Na razie musiałem zająć czymś myśli, bo z racji późnej godziny, nadętego gogusia na pewno nie było już w pracy. Moje myśli zaprzątało tyle spraw, że nie było to wcale takie trudne. Cały czas nie dawała mi spokoju kwestia przyczyny mojego wypadku. Nie wierzyłem, żeby to był zwykły zbieg okoliczności – nie po spotkaniu z Kapitanem. Niestety strzępy informacji, które posiadałem, nie pozwalały mi na sklejenie całości, a moja amnezja wcale w tym nie pomagała. Czy ta cała śmieszna organizacja miała z tym coś wspólnego? Po rozmowie z Nat wiedziałem, że ich głównym celem było pozbycie się ulepszonych jednostek. Uważali, że wszyscy, którzy bawią się w superbohaterstwo, przyciągają tylko niepotrzebne kłopoty i dodatkowe zniszczenia.
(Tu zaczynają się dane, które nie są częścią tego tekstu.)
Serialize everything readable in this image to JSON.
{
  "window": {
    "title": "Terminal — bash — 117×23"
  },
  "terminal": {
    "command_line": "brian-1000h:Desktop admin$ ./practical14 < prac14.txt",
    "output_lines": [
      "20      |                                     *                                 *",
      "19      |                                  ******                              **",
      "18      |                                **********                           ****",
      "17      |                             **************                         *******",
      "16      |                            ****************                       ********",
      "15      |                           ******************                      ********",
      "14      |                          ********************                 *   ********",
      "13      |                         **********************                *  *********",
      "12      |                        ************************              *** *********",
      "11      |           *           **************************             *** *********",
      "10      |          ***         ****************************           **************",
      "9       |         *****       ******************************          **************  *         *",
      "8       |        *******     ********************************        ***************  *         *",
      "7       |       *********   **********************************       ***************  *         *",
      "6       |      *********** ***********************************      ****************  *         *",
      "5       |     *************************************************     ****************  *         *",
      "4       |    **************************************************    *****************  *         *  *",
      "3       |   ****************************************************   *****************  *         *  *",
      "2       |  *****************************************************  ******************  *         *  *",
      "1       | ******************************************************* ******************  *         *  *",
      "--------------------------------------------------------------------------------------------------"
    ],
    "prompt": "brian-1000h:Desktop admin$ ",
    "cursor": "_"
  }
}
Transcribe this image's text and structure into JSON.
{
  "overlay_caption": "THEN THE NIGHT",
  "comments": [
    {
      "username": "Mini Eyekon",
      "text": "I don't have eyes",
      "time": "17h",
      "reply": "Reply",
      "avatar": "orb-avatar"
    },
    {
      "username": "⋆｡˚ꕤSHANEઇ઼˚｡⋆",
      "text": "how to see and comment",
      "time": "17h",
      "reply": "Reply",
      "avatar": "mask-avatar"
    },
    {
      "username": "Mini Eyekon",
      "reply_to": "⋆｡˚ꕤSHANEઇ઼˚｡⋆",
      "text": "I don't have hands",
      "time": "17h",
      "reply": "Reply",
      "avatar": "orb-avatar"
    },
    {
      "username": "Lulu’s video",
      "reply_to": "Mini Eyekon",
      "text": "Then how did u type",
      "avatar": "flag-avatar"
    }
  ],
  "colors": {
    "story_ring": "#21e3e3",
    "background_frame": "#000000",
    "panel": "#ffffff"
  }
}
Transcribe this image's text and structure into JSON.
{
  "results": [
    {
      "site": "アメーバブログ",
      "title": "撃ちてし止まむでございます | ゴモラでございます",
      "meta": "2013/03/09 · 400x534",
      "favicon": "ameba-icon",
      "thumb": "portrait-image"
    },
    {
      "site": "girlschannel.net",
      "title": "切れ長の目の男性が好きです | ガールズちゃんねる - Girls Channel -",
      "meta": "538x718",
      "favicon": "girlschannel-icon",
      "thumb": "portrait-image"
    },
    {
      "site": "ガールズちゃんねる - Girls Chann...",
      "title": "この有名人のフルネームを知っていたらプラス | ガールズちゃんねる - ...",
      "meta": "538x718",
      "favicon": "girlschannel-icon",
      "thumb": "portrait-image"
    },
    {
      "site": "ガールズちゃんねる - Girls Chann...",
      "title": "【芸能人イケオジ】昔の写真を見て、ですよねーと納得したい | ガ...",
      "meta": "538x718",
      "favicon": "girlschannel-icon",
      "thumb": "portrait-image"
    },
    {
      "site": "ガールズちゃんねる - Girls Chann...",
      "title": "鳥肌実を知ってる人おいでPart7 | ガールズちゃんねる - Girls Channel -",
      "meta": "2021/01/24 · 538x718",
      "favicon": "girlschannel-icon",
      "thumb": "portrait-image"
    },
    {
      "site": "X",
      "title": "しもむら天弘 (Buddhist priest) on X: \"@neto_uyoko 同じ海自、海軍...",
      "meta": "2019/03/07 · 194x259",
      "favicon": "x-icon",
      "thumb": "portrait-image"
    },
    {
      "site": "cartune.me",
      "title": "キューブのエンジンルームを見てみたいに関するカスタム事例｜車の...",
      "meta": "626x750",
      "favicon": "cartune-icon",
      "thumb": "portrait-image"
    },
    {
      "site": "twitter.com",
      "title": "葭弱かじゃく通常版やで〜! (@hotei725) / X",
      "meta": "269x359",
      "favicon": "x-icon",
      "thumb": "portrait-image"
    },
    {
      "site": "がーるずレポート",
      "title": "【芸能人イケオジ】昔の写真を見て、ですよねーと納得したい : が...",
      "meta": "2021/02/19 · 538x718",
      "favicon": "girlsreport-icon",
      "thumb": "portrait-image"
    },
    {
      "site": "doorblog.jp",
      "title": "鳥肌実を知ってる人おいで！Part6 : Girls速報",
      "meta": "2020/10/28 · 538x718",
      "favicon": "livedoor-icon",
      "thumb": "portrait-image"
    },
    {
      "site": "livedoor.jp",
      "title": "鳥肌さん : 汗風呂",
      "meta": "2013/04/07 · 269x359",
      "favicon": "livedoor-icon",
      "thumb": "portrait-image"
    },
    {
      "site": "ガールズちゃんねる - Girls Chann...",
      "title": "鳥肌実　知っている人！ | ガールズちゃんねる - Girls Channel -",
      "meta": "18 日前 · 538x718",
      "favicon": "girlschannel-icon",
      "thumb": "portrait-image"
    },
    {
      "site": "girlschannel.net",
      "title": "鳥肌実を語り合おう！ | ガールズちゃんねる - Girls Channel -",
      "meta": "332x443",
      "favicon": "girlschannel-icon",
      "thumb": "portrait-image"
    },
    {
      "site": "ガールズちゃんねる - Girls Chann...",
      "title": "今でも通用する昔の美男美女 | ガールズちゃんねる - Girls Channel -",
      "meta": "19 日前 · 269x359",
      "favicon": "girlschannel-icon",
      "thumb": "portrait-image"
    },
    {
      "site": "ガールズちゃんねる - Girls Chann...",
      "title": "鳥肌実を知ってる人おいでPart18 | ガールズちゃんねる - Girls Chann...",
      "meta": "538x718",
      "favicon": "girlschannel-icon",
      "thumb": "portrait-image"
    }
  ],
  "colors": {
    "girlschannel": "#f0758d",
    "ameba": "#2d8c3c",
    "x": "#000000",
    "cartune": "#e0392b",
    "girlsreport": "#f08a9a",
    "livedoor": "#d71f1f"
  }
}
Musiałem przyznać, że mieli w tym trochę racji, a najlepszym tego przykładem było stworzenie Ultrona i wszystko, co wydarzyło się w Sokovii. Mimo to z pewnością nie upoważniało ich to, do podejmowania tak drastycznych działań. Myśleli, że jak wyeliminują wszystkich bohaterów, to na świecie nagle zapanuje pokój? Jeśli tak to byli bezmyślnymi kretynami.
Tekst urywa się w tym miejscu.